No longer should foreign shipping corporations be permitted to evade their international moral obligations for safety at sea and treatment of crew. This is a bill to give Australia a `modern crimes at sea' scheme. The increasing incidence of people smuggling in the last year has highlighted the importance of having an effective legal regime to govern the seas around Australia's coastline. It is interesting that for many years there have been horrendous crimes committed against foreign nationals mainly from Third World countries on ships within Australian waters, and nothing has been done. It was not until people smuggling started to concern middle Australia that anything was done.

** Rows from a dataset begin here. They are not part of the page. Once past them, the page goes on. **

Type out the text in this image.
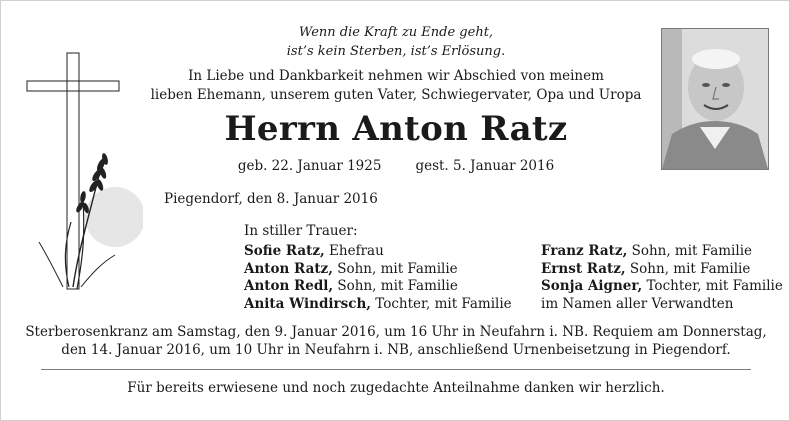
Wenn die Kraft zu Ende geht,
ist’s kein Sterben, ist’s Erlösung.
In Liebe und Dankbarkeit nehmen wir Abschied von meinem
lieben Ehemann, unserem guten Vater, Schwiegervater, Opa und Uropa
Herrn Anton Ratz
geb. 22. Januar 1925	gest. 5. Januar 2016
Piegendorf, den 8. Januar 2016
In stiller Trauer:
Sofie Ratz, Ehefrau
Anton Ratz, Sohn, mit Familie
Anton Redl, Sohn, mit Familie
Anita Windirsch, Tochter, mit Familie
Franz Ratz, Sohn, mit Familie
Ernst Ratz, Sohn, mit Familie
Sonja Aigner, Tochter, mit Familie
im Namen aller Verwandten
Sterberosenkranz am Samstag, den 9. Januar 2016, um 16 Uhr in Neufahrn i. NB. Requiem am Donnerstag,
den 14. Januar 2016, um 10 Uhr in Neufahrn i. NB, anschließend Urnenbeisetzung in Piegendorf.
Für bereits erwiesene und noch zugedachte Anteilnahme danken wir herzlich.
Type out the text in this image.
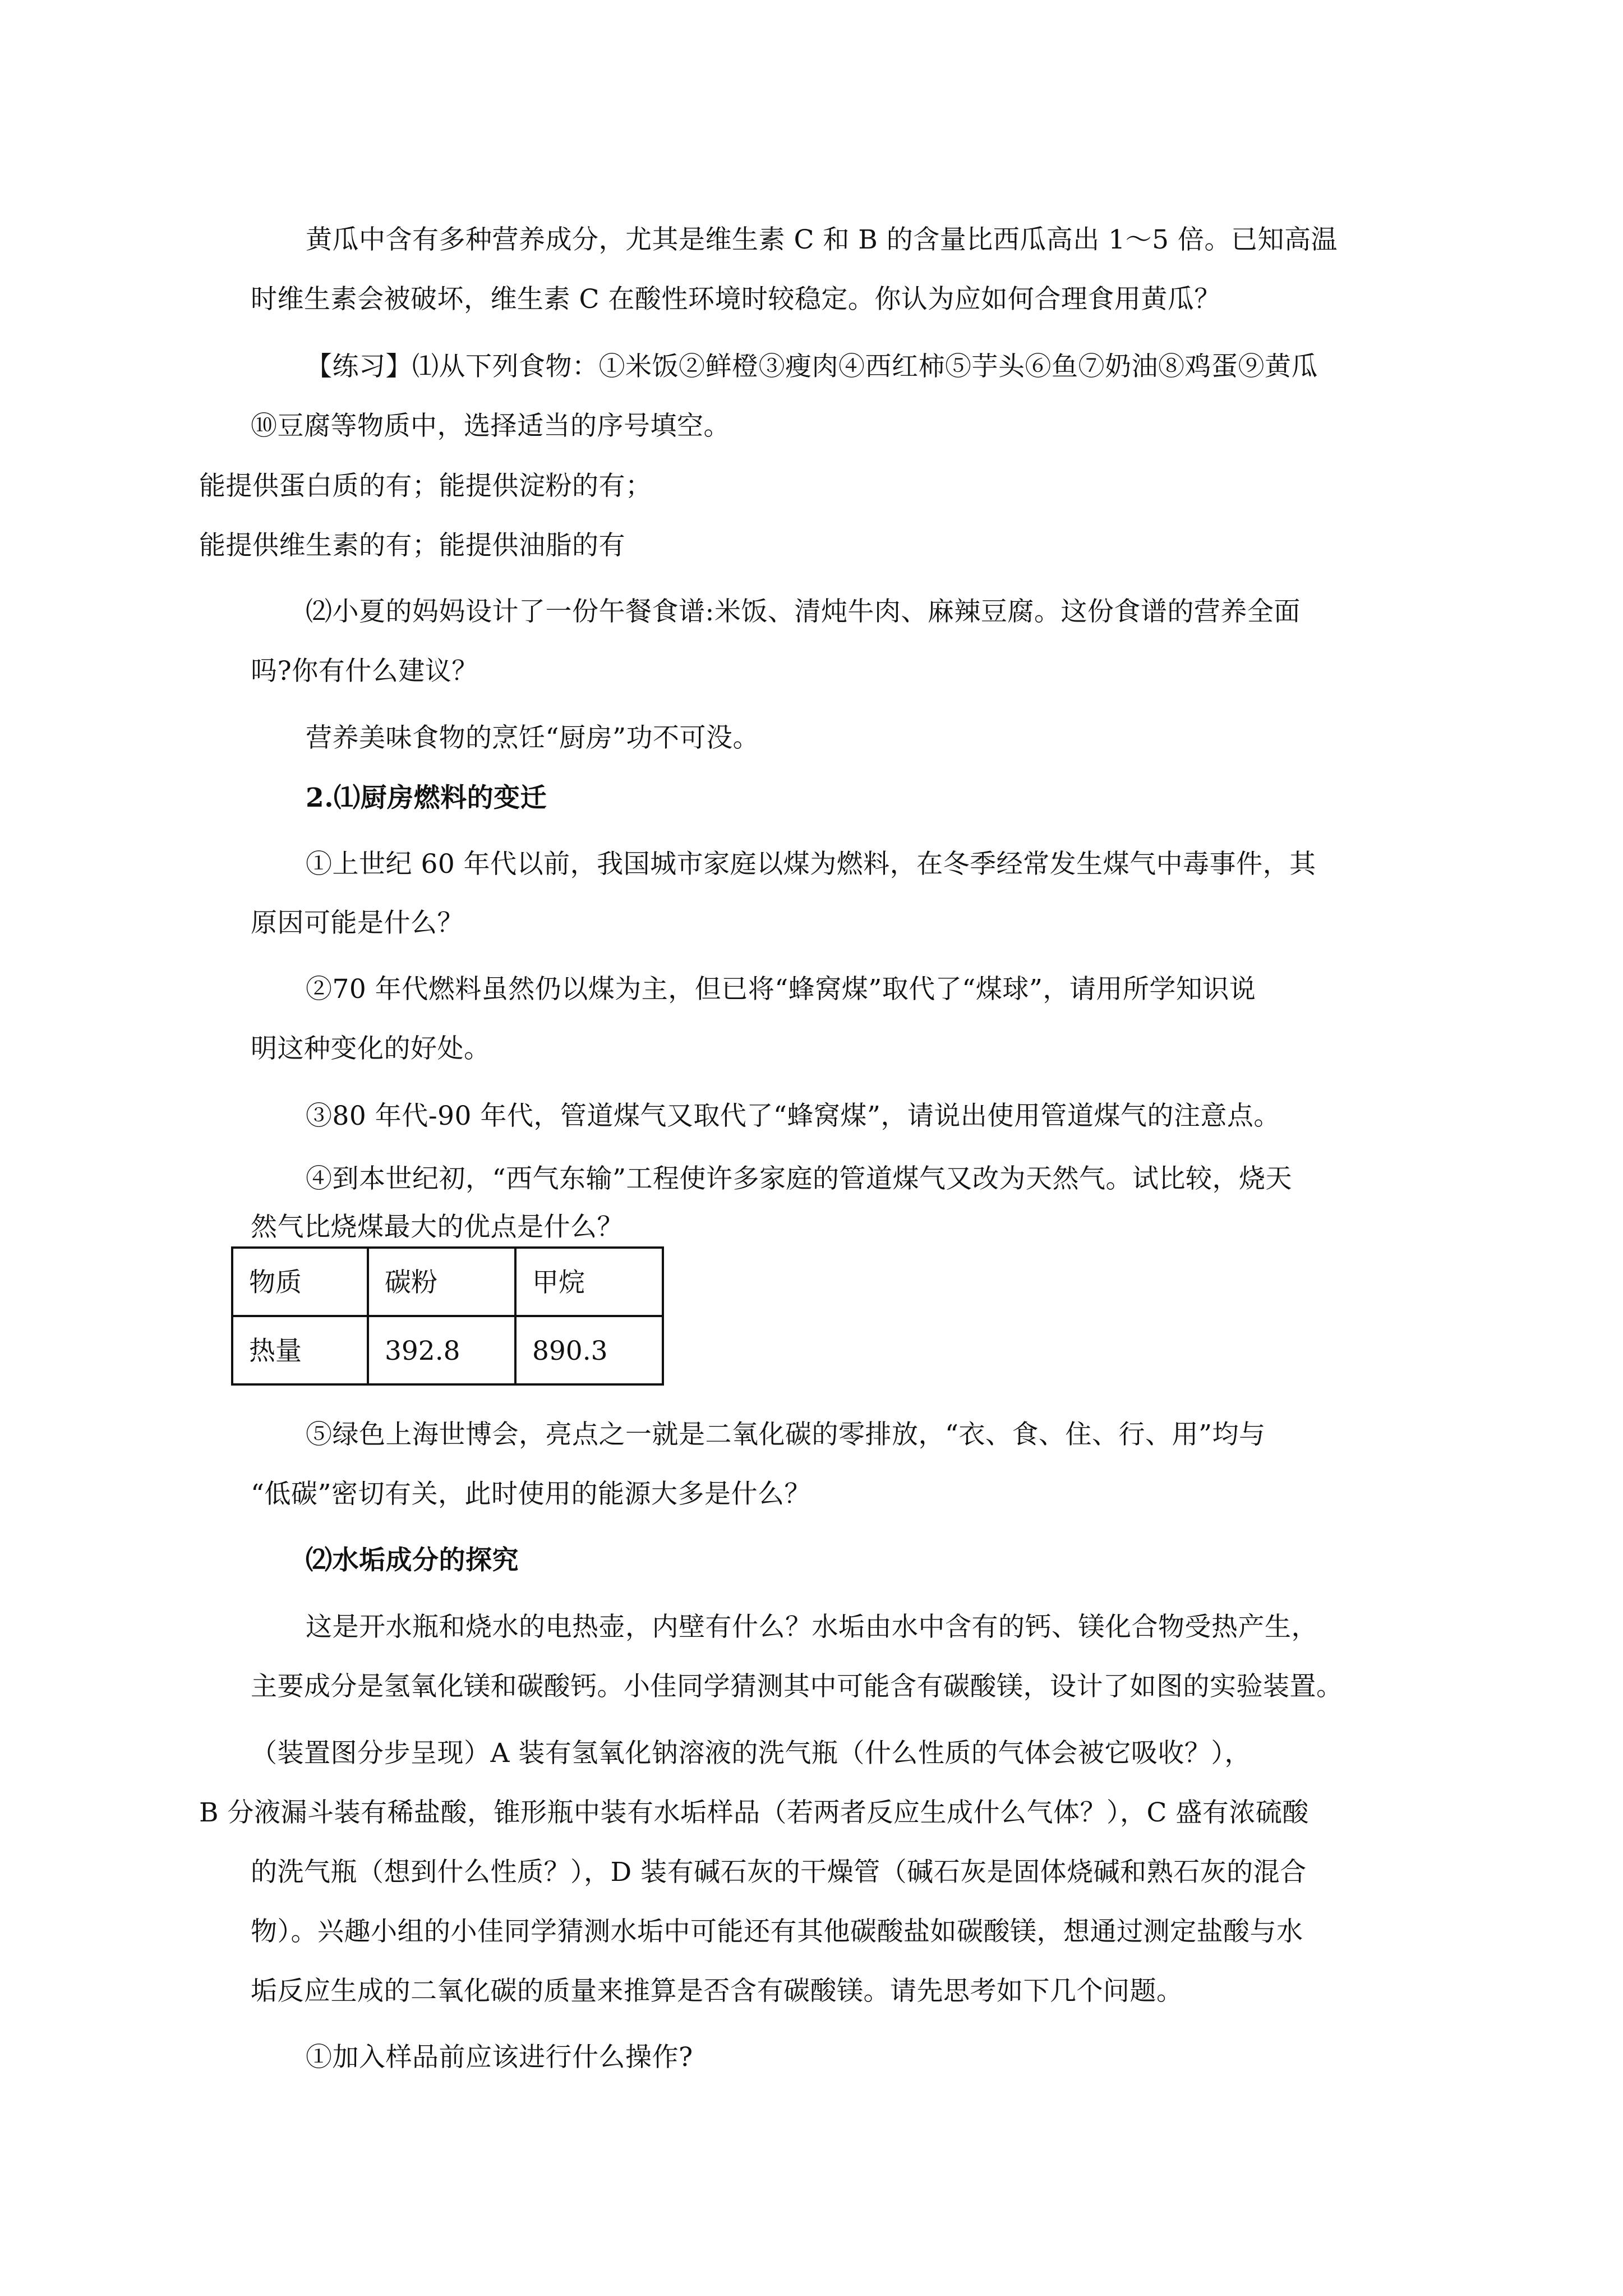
黄瓜中含有多种营养成分，尤其是维生素 C 和 B 的含量比西瓜高出 1～5 倍。已知高温
时维生素会被破坏，维生素 C 在酸性环境时较稳定。你认为应如何合理食用黄瓜？
【练习】⑴从下列食物：①米饭②鲜橙③瘦肉④西红柿⑤芋头⑥鱼⑦奶油⑧鸡蛋⑨黄瓜
⑩豆腐等物质中，选择适当的序号填空。
能提供蛋白质的有；能提供淀粉的有；
能提供维生素的有；能提供油脂的有
⑵小夏的妈妈设计了一份午餐食谱:米饭、清炖牛肉、麻辣豆腐。这份食谱的营养全面
吗?你有什么建议？
营养美味食物的烹饪“厨房”功不可没。
2.⑴厨房燃料的变迁
①上世纪 60 年代以前，我国城市家庭以煤为燃料，在冬季经常发生煤气中毒事件，其
原因可能是什么？
②70 年代燃料虽然仍以煤为主，但已将“蜂窝煤”取代了“煤球”，请用所学知识说
明这种变化的好处。
③80 年代-90 年代，管道煤气又取代了“蜂窝煤”，请说出使用管道煤气的注意点。
④到本世纪初，“西气东输”工程使许多家庭的管道煤气又改为天然气。试比较，烧天
然气比烧煤最大的优点是什么？
物质	碳粉	甲烷
热量	392.8	890.3
⑤绿色上海世博会，亮点之一就是二氧化碳的零排放，“衣、食、住、行、用”均与
“低碳”密切有关，此时使用的能源大多是什么？
⑵水垢成分的探究
这是开水瓶和烧水的电热壶，内壁有什么？水垢由水中含有的钙、镁化合物受热产生，
主要成分是氢氧化镁和碳酸钙。小佳同学猜测其中可能含有碳酸镁，设计了如图的实验装置。
（装置图分步呈现）A 装有氢氧化钠溶液的洗气瓶（什么性质的气体会被它吸收？），
B 分液漏斗装有稀盐酸，锥形瓶中装有水垢样品（若两者反应生成什么气体？），C 盛有浓硫酸
的洗气瓶（想到什么性质？），D 装有碱石灰的干燥管（碱石灰是固体烧碱和熟石灰的混合
物）。兴趣小组的小佳同学猜测水垢中可能还有其他碳酸盐如碳酸镁，想通过测定盐酸与水
垢反应生成的二氧化碳的质量来推算是否含有碳酸镁。请先思考如下几个问题。
①加入样品前应该进行什么操作?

This bill complements the important measures that the government has announced in the coastal surveillance context, but we as a parliament must make it easier for seafarers to gain access to Australian domestic law. Only then can we start to address the real meaning of crimes at sea. In this regard, it was very disappointing that the government response did not agree with recommendation 14 of the Ship Safe report presented to the Australian parliament in August 1998, with the unanimous support of all sides of parliament that served on the transport committee. Had that recommendation been picked up, it would have given seafarers from the Third World in many cases through organisations such as Stella Maris, a mission to the seamen, better access to Australian domestic law. That is really what is happening: seafarers from the Third World are not getting access to Australian domestic law for crimes committed against them within Australian domestic law jurisdiction. Until we start dealing with this problem, there will be no justice for so many people who have been aggrieved in Australian domestic waters.